Кортико-стриатальные клеточные культуры были оптимизированы с целью смоделировать болезнь Хантингтона in vitro. Методом иммуноцитохимического окрашивания показана элиминация шипиков нейронов стриатума на 21 день культивирования в культурах мутантного типа YAC128, не наблюдаемая в культурах дикого типа (WT). Разработан количественный анализ фенотипического проявления болезни путём подсчёта и оценки формы шипиков на постсинаптической стороне с помощью компьютерного программного обеспечения Neuron Studio. Продемонстрировано увеличение плотности шипиков в культурах мутантного типа при добавлении в культуральную среду агониста сигма-1 рецептора 3-РРР. Нокдаун сигма-1 рецептора вызвал элиминацию шипиков в культурах дикого типа и дальнейшее уменьшение плотности шипиков в YAC128 культурах. При этом отмечено изменение соотношения различных видов шипиков. Отсутствие эффекта восстановления плотности шипиков после добавления 3-РРР в культуральную среду нейронов с нокдауном сигма-1 рецептора доказало специфичность его воздействия именно на исследуемый рецептор. С помощью отмывки активирующего агента с последующей фиксацией клеток и подсчётом плотности шипиков определена длительность эффекта активации сигма-1 рецептора, оказавшаяся равной примерно 8 часам в рамках исследуемой модели. Полученные результаты статистически обработаны и представлены в виде графиков и столбиковых диаграмм.

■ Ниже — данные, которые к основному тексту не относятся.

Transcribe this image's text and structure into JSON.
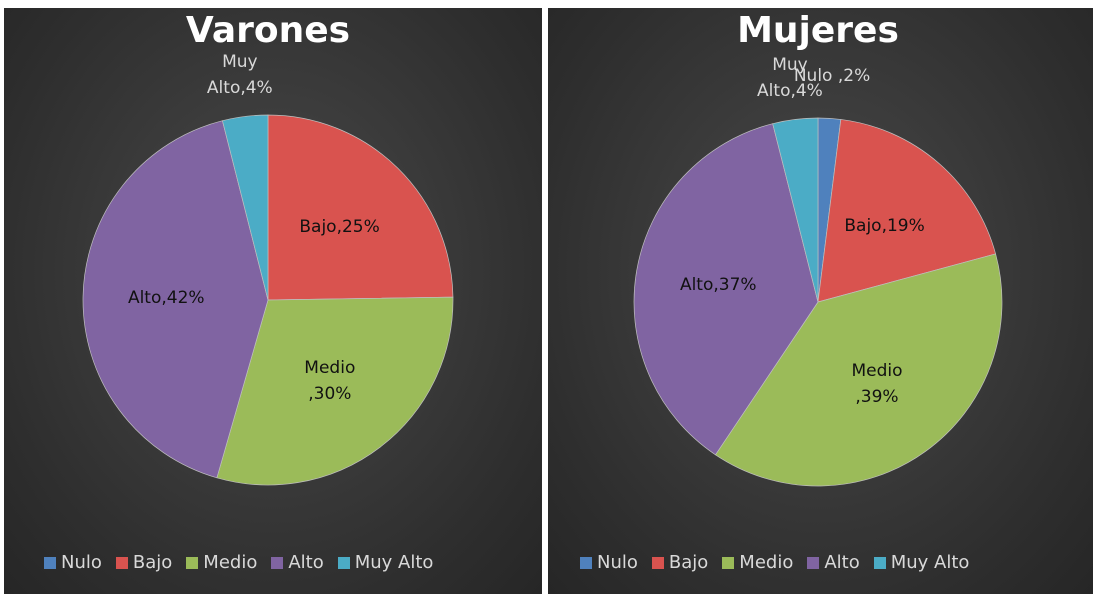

Cortico-striatal cell culture was optimized to model Huntington's disease in vitro. On the 21st day of in vitro cultivation spine elimination of striatal neurons was shown by the method of immunocytochemistry in mutant cultures (YAC128) but not in wild type (WT) ones. Quantitative analysis was worked out to evaluate phenotypic expression of the disease. Spine counting and its shape analysis were performed automatically by Neuron Studio program. Spine rescue in YAC128 cultures was shown after sigma-1 receptor's agonist 3-PPP exposure. Knockdown of sigma-1 receptor caused spine elimination both in YAC128 and WT cultures. Herein change in the ratio of different spine types was marked. No spine rescue effect after 3-PPP exposure to knockdown cell cultures evidenced for its specific action on sigma-1 receptor. Washing 3-PPP out and cell fixing with further spine counting made it possible to estimate time of spine rescue effect which occurred to be 8 hours approximately within the framework of the working model. The results were statistically processed and presented as graphs and bar charts.